Rev. R. Koestlin was born at Metzingen, in Wurttemberg, Germany, May 22,
1845, and is a son of Dr. William and Louisa (Heerbrand) Koestlin. He
absolved the College of Humaniora at Stuttgard and the university of his
kingdom, and served afterward, from 1866 to 1868, as lieutenant in the Second
Sharpshooter Battalion of Wurttemberg.
Our subject immigrated
to the United States in 1868 (February 20), and landed at New York, from which
place he went to Baltimore, where he was engaged first on a
newspaper, but subsequently entered the ministry in the German Protestant
Church. He labored in Princeton, Ind., one year, and nine months at
Lawrenceburg, Ind. He then removed to North Amherst, Ohio, where he
remained three years, going from there to Middletown, same State, where he
organized a new congregation and built a church.

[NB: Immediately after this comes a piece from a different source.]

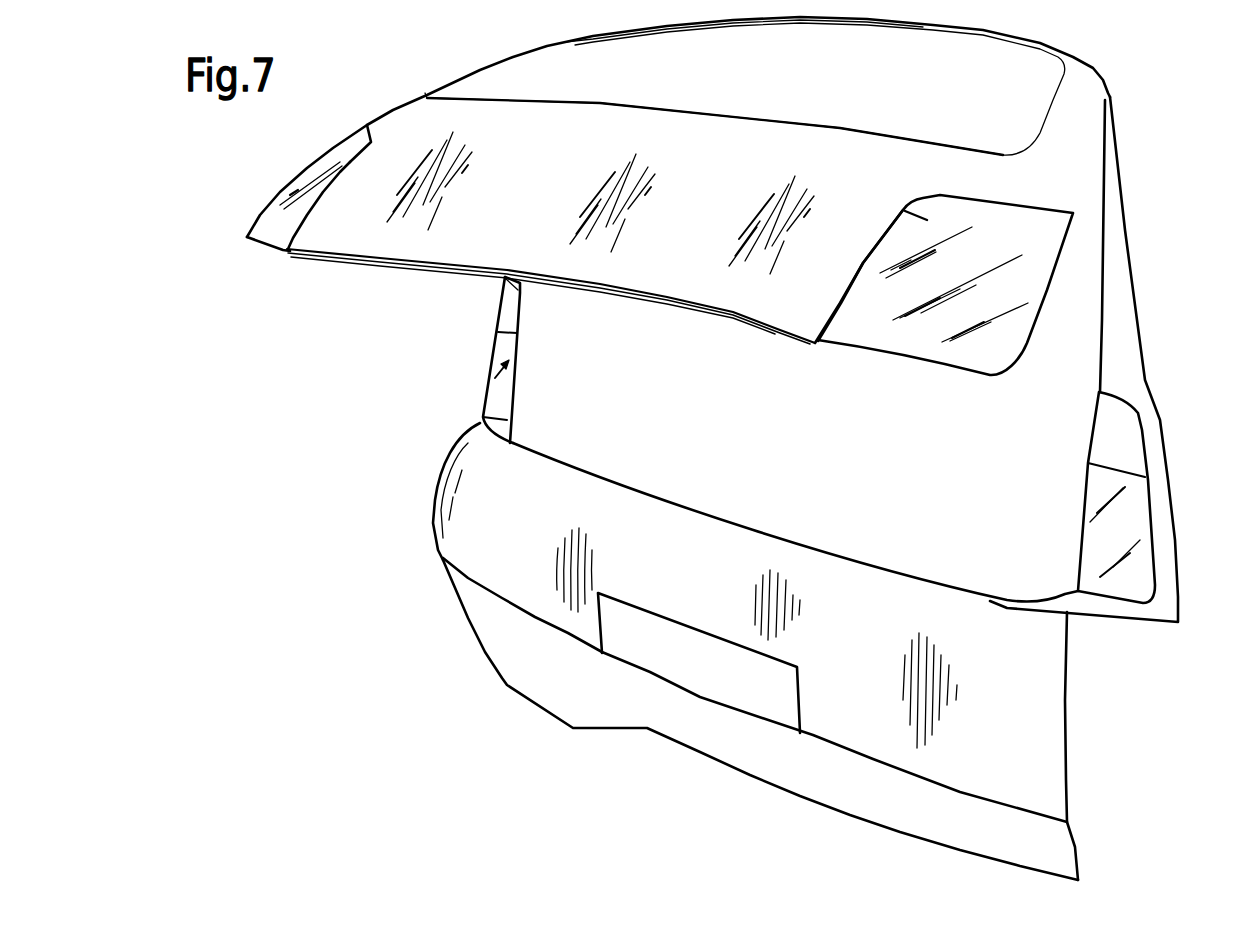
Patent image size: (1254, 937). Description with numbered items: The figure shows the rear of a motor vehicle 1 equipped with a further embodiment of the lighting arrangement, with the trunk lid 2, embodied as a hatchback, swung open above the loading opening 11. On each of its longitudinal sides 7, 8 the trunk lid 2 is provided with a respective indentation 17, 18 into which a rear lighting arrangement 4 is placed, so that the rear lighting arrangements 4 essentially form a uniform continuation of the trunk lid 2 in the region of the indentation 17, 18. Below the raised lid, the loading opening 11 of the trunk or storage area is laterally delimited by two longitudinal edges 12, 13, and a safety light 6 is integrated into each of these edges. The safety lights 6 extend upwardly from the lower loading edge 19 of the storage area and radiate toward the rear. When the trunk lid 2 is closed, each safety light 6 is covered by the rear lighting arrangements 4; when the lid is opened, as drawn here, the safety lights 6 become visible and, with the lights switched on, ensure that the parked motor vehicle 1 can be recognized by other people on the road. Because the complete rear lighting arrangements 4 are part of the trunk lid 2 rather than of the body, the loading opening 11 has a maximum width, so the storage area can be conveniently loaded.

He was then called to St. John's German Protestant Church, at Newport, Ky., and remained there five years. In December 1882, he moved to Alexandria, where he still resides as minister of the St. Paul's German Protestant Church, and correspondent of native and foreign newspapers. He has been very active in his labors as a minister in his allotted field.
In September 1868, he
married Anna Newman, and two children have been born to them: William, who is
seventeen years old, and Freddie, eleven years of age.